Катерина в прихожую не вышла, она вообще редко выходила его встречать, и это тоже не нравилось в числе прочего. Олесь прошел на кухню, прислонился к дверному косяку и сказал, глядя жене в спину:
— Доброе утро.
— Привет, — не оборачиваясь, ответила она. — Тебе привет от мамы, она мне утром звонила.
Тещу Олесь не то чтобы очень любил, просто у нее были свои заскоки.
— От твоей мамы, — подчеркнув слово "твоей", повторила Катерина.
И все стало понятно, конечно: никакой ночевки у родителей не было, шито белыми нитками, где ты шлялся.
— Некогда было объяснять, — сказал Олесь. — Я собирался к ним поехать, но остался у Гоши.
Правду говорить нравилось: появилось чувство легкости, которое вкупе с посторгазменной усталостью придавало уверенности в том, что теперь все будет хорошо.
— У фотографа? — Катерина выключила воду, вытерла руки и наконец повернулась к нему.
— Да. Хотя это неважно, я о другом хочу поговорить.
— О чем?
— Присядь, — Олесь подвинул ей стул и включил чайник. — Будешь чай?
— Буду, черный.
Теперь, когда на полке появились модные чаи в жестяных баночках, можно было выбирать, и хотя бы за это Олесь был Пашке благодарен. Он насыпал заварку в чашку, дождался, пока чайник закипит, и залил ее кипятком. Катя молча ждала продолжения.
— Ты как себя чувствуешь?
— Хорошо. Мне на следующей неделе больничный закроют, нужно будет на работу выходить, хотя я уже сегодня могла бы... Так ты объяснишь, почему ночевал у Гордеева?
— А Пашка не здесь ночевал?
Она побледнела, глаза сузились в щелки.
— Что за инсинуации?
— Я знаю о вашем романе, — сказал Олесь просто. Не для того, чтобы ударить побольнее — сразу хотелось расставить все точки над И.
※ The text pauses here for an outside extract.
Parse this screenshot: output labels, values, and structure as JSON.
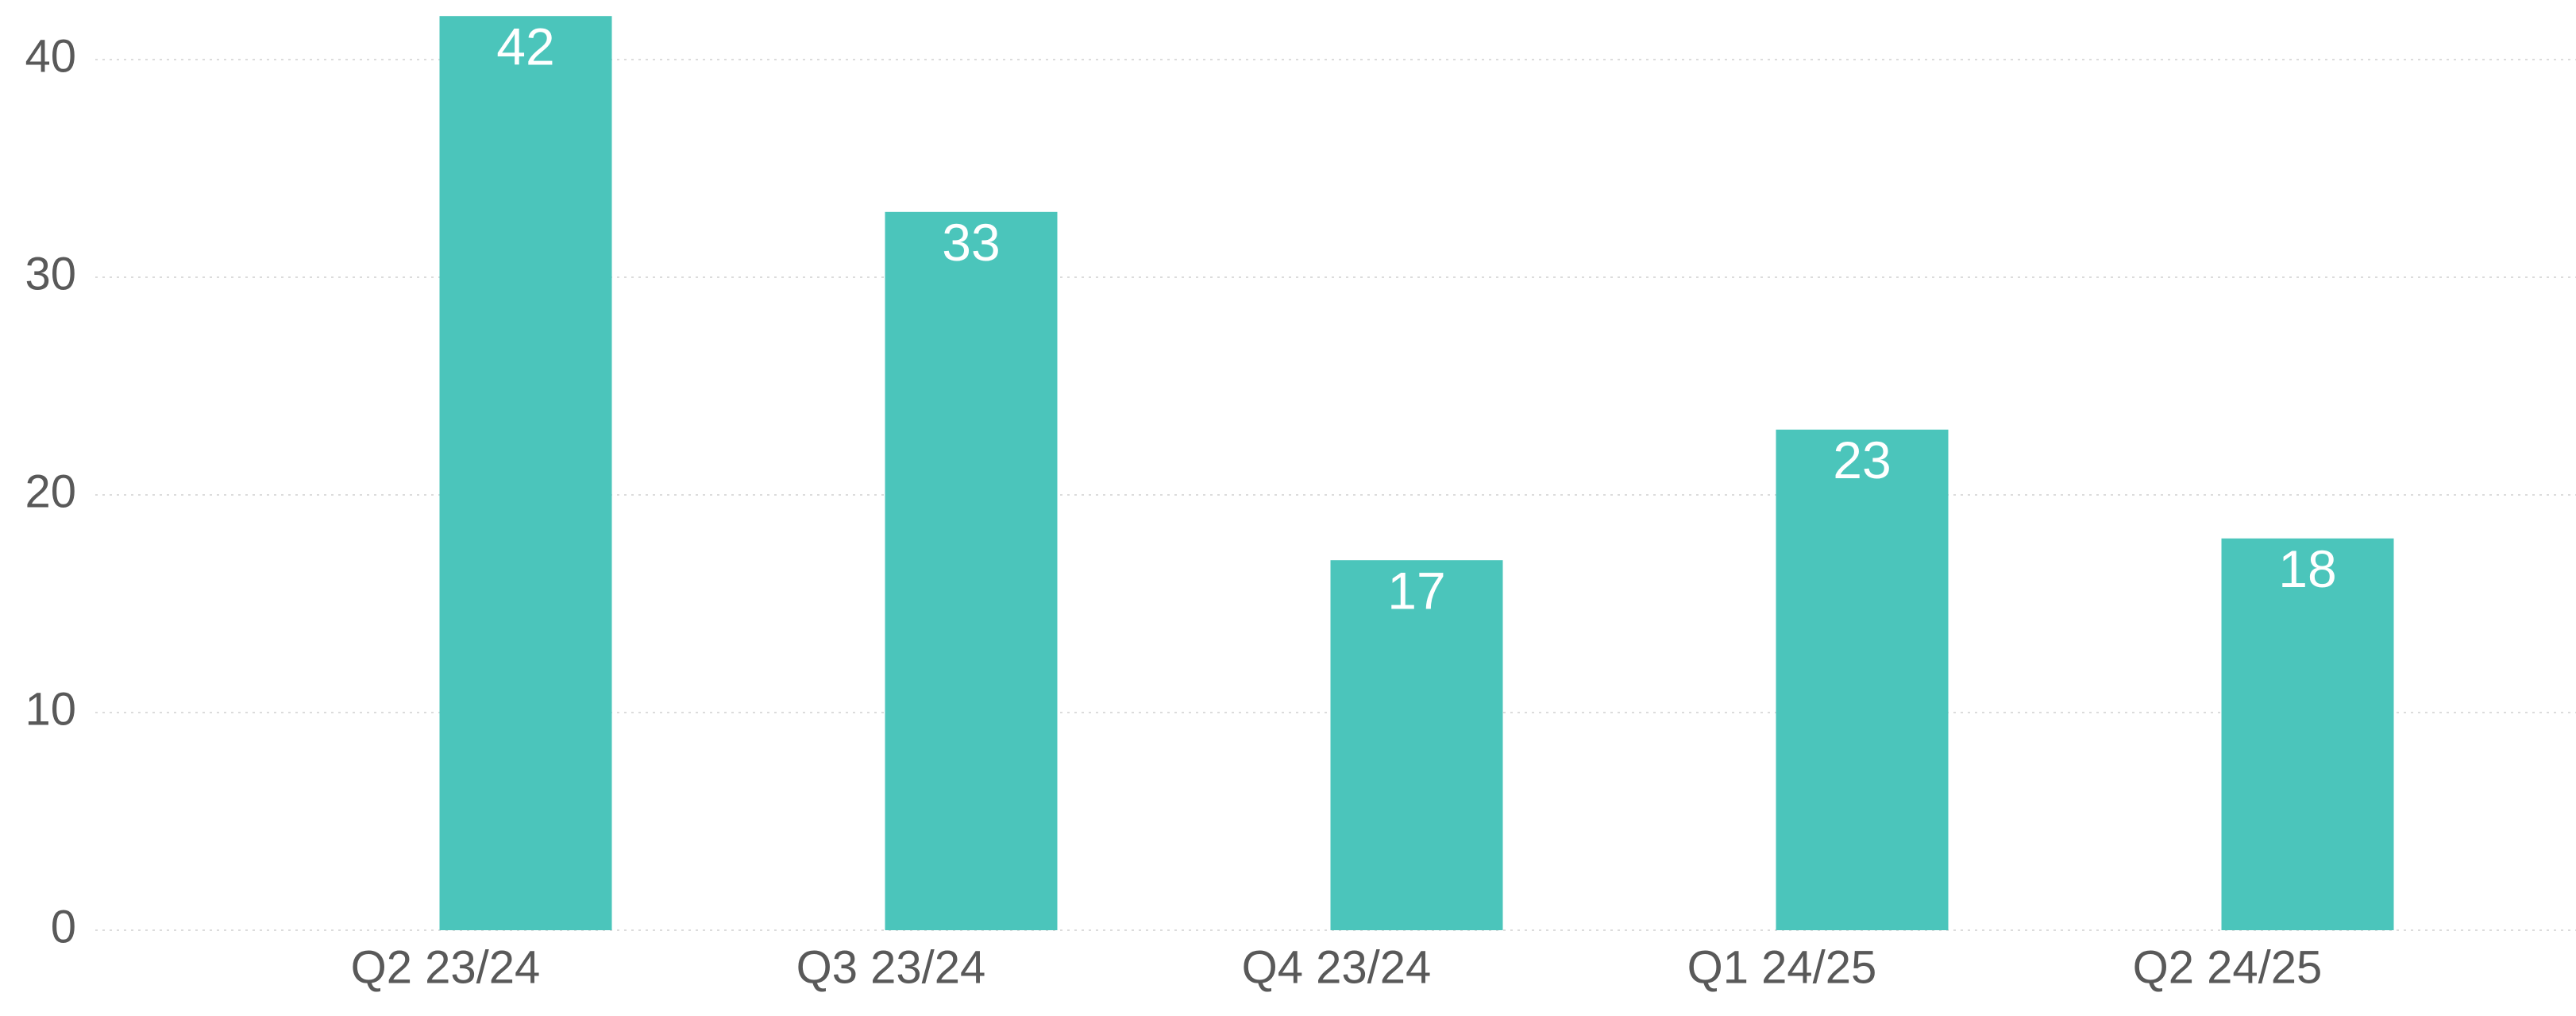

— У нас нет никакого... — начала Катя, но он ее перебил:
— …есть, и я не против. То есть... ты хочешь развестись?
— Ты меня бросаешь? — охнула она.
— Пей, пока не остыло, — Олесь подвинул к ней чашку. — Не бросаю. Предлагаю развестись. Я бы тебе даже квартиру оставил, но родители не поймут, с чего бы.
Когда-то его мать волновалась по поводу "понаехавшей" невестки, сейчас это было смешно вспоминать.
— Значит, выгоняешь?
— Катюша, ты сама себя слышишь? К чему эти страдальческие жесты? Ты меня не любишь, я тебя не люблю...
— ...значит, не любишь?!
— ... да прекрати уже! Не люблю, да. И наконец могу об этом сказать — у тебя же есть прекрасная замена. С готовыми детьми. Я даже готов съехать, пока вы не решите свои вопросы.